The Council’s claims that there is ‘no other way’ of progressing should be taken with a bowl of salt. This year it has made drastic decisions on services and jobs which have THEN been followed by ‘consultations’. The Youth services and Surestart cuts have been prime examples of this. The Equality Impact Assessment requirements have happened AFTER cuts have been made. Why?

And of those consultations, have any of the results been made public?

The other side this is about democracy and representation. No Labour Councillor has stood up against the cuts to Manchester Youth and Surestart. Maybe too scared or weak to speak its mind, the body of the local Labour party is one that has forgotten its progressive left roots. The Council spin-doctors in fact even accused the Manchester Save SureStart Mums campaign as ‘hi-jacking’ the issue.

Is this the representation of democracy in Manchester?

The Conservatives and the Labour Council share this in common, both are making a CHOICE to cut essential services in Manchester. And before Labour complain, if they CHOOSE to spend over £2 million on land around their new town hall building instead of putting that money into keeping a some Surestarts open until things turn around, it says more than words.

Hulme Green Party stands against the Council on these cuts. We support the Save SureStart campaigns both locally and nationally.

We stand with the Manchester Coalition Against the Cuts in defending Manchester’s services.

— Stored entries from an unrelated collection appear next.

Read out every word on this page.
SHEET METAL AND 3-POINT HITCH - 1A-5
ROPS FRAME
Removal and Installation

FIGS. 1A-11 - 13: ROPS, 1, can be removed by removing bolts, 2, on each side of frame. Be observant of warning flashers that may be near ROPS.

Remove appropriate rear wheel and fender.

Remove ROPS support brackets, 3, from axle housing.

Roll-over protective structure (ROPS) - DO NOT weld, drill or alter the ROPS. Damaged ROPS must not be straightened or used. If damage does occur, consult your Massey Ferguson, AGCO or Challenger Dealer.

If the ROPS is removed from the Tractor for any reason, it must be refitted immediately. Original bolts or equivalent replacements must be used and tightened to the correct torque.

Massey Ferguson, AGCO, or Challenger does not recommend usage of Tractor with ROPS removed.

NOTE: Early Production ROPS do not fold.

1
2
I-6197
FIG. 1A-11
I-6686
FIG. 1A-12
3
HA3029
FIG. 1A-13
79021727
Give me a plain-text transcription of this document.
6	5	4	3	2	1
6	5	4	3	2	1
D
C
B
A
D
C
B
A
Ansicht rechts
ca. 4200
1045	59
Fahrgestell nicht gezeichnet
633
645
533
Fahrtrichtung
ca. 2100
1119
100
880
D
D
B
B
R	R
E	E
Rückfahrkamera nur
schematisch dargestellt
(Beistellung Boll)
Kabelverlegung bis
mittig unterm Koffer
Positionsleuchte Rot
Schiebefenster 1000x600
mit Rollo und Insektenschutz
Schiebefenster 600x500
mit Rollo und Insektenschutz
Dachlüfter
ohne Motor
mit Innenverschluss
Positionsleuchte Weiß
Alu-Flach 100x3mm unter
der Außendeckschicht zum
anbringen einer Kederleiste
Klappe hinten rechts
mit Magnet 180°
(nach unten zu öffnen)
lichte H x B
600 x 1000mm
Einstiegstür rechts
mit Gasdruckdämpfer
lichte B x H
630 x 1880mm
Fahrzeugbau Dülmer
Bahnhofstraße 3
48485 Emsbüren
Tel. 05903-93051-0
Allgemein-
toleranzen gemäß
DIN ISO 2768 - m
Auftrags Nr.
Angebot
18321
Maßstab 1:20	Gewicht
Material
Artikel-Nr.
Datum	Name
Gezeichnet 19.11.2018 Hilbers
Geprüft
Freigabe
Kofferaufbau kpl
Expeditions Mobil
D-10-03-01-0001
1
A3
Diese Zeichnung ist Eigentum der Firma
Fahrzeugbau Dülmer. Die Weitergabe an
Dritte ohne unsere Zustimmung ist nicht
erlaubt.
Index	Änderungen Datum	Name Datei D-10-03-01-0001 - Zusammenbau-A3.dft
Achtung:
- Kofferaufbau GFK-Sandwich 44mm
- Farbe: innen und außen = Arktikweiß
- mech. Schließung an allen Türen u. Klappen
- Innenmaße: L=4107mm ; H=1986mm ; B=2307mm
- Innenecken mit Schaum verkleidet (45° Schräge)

In the wake of the riots, MCC ran the ‘I heart Manchester’ campaign, aimed at getting shoppers back spending money in the city centre. NOT pulling together community spirit, volunteering, supporting local communities in need, their campaign was aimed at shoppers.

Within that intense period, Council spokesman Pat Karney talked about ‘true Mancunians’ supporting the city.

The thing about Manchester, it has a strong history of protest and radical reform.

In keeping with this tradition, the ‘Save Manchester SureStart’ campaigners, Manchester Coalition Against the Cuts, BARAC Manchester, Manchester AntiCuts, Greater Manchester Against the Cuts, the Manchester Unemployed Workers Union, the students of both Manchester University and Metropolitan University and many more, are all closer to the spirit of being ‘True Mancunians’ than any merchandise-heavy shopping campaign by Council fat cats will ever tell us.

Hulme is home to both a SureStart (Martenscroft) , youth facilities and a library. Proctor’s Youth Centre has closed, Hulme Adventure Playground under threat. Our SureStart will be affected with all the other centres in Manchester and Hulme library building is about to be closed.

That being so, we have our own campaign. If a decision to cut services hurts the most vulnerable in our communities, it doesn’t matter if it comes from right-wing government or ‘left’-wing Council.

I “heart” Manchester Surestart – Don’t Cut It
















I “heart” Mcr Libraries – Keep Them Open















I “heart” Hulme (of course)















And














If anyone wants to use the logos included in this post in a positive way, for a positive cause, go ahead.